Gary is a recent college graduate. After six months at his new job, he has finally saved enough to buy his first car. a. Gary knows very little about the difference between makes and models. How could he use market signals, reputation, or standardization to make comparisons? b. You are a loan officer in a bank. After selecting a car, Gary comes to you seeking a loan. Because he has only recently graduated, he does not have a long credit history. Nonetheless, the bank has a long history of financing cars for recent college graduates. Is this information useful in Gary's case? If so, how?

Two used car dealerships compete side by side on a main road. The first, Harry's Cars, always sells high-quality cars that it carefully inspects and, if necessary, services. On average, it costs Harry's \(\$ 8000\) to buy and service each car that it sells. The second dealership, Lew's Motors, always sells lower-quality cars. On average, it costs Lew's only \(\$ 5000\) for each car that it sells. If consumers knew the quality of the used cars they were buying, they would pay \(\$ 10,000\) on average for Harry's cars and only \(\$ 7000\) on average for Lew's cars. Without more information, consumers do not know the quality of each dealership's cars. In this case, they would figure that they have a \(50-50\) chance of ending up with a high-quality car and are thus willing to pay \(\$ 8500\) for a car Harry has an idea: He will offer a bumper-to-bumper warranty for all cars that he sells. He knows that a warranty lasting \(Y\) years will cost \(\$ 500 Y\) on average, and he also knows that if Lew tries to offer the same warranty, it will cost Lew \(\$ 1000 Y\) on average. a. Suppose Harry offers a one-year warranty on all of the cars he sells. i. What is Lew's profit if he does not offer a oneyear warranty? If he does offer a one-year warranty? ii. What is Harry's profit if Lew does not offer a one-year warranty? If he does offer a one-year warranty? iii. Will Lew's match Harry's one-year warranty? iv. Is it a good idea for Harry to offer a one-year warranty? b. What if Harry offers a two-year warranty? Will this offer generate a credible signal of quality? What about a three-year warranty? c. If you were advising Harry, how long a warranty would you urge him to offer? Explain why.

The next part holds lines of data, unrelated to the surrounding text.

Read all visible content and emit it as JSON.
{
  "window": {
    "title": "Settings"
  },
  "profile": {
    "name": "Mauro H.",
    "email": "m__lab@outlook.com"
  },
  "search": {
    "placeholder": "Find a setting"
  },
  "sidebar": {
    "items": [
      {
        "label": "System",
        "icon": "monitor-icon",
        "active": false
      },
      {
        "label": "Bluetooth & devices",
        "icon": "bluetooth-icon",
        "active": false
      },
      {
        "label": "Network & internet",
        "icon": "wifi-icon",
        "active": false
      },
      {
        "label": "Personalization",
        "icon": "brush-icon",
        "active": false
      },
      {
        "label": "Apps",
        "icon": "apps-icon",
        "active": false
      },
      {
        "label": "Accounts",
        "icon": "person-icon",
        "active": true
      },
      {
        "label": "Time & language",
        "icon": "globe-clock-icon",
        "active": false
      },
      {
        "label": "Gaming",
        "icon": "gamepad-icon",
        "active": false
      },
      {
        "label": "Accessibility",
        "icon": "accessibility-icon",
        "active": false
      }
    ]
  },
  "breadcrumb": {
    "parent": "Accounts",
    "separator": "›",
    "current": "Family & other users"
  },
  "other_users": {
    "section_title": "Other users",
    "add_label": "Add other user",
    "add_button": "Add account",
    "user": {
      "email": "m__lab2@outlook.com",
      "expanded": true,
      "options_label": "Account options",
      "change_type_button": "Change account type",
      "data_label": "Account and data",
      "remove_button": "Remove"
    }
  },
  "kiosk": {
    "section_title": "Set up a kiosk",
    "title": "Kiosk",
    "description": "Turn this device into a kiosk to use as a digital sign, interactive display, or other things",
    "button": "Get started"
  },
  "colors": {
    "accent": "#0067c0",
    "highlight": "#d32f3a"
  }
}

Faced with a reputation for producing automobiles with poor repair records, a number of American companies have offered extensive guarantees to car purchasers (e.g., a seven-year warranty on all parts and labor associated with mechanical problems). a. In light of your knowledge of the lemons market, why is this a reasonable policy? b. Is the policy likely to create a moral hazard problem? Explain.

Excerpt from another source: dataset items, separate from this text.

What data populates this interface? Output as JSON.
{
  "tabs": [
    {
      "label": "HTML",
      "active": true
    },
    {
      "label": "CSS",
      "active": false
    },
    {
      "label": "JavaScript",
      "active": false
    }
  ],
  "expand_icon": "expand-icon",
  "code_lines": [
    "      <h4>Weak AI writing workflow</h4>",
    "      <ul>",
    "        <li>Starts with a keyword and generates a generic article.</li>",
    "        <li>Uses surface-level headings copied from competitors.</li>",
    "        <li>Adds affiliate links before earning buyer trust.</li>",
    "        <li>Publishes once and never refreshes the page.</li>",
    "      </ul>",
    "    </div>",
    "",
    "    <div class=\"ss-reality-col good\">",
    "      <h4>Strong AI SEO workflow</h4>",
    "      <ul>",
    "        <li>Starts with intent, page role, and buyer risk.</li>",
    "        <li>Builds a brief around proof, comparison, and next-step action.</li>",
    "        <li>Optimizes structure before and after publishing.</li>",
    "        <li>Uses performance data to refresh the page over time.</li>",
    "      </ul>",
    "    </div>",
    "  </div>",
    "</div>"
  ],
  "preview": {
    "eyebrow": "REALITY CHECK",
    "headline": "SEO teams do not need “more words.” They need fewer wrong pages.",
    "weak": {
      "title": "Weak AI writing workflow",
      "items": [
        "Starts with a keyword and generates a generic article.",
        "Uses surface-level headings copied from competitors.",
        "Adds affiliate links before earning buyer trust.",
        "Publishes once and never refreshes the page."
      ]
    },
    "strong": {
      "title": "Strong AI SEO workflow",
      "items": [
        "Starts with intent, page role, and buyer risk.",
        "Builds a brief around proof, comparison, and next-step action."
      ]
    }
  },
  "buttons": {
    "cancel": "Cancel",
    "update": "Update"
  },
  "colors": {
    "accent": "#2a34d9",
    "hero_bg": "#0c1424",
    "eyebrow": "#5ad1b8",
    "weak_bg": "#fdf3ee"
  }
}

You have seen how asymmetric information can reduce the average quality of products sold in a market, as low-quality products drive out high-quality products. For those markets in which asymmetric information is prevalent, would you agree or disagree with each of the following? Explain briefly: a. The government should subsidize Consumer Reports. b. The government should impose quality standards e.g., firms should not be allowed to sell low-quality items. c. The producer of a high-quality good will probably want to offer an extensive warranty. d. The government should require all firms to offer extensive warranties.

UNIVERSAL SAVINGS \& LOAN has \$1000 to lend. Risk-free loans will be paid back in full next year with \(4 \%\) interest. Risky loans have a \(20 \%\) chance of defaulting (paying back nothing) and an \(80 \%\) chance of paying back in full with \(30 \%\) interest a. How much profit can the lending institution expect to earn? Show that the expected profits are the same whether the lending institution makes risky or risk-free loans. b. Now suppose that the lending institution knows that the government will "bail out" UNIVERSAL if there is a default (paying back the original \(\$ 1000\) ). What type of loans will the lending institution choose to make? What is the expected cost to the government? c. Suppose that the lending institution doesn't know for sure that there will be a bail out, but one will occur with probability \(P\). For what values of \(P\) will the lending institution make risky loans?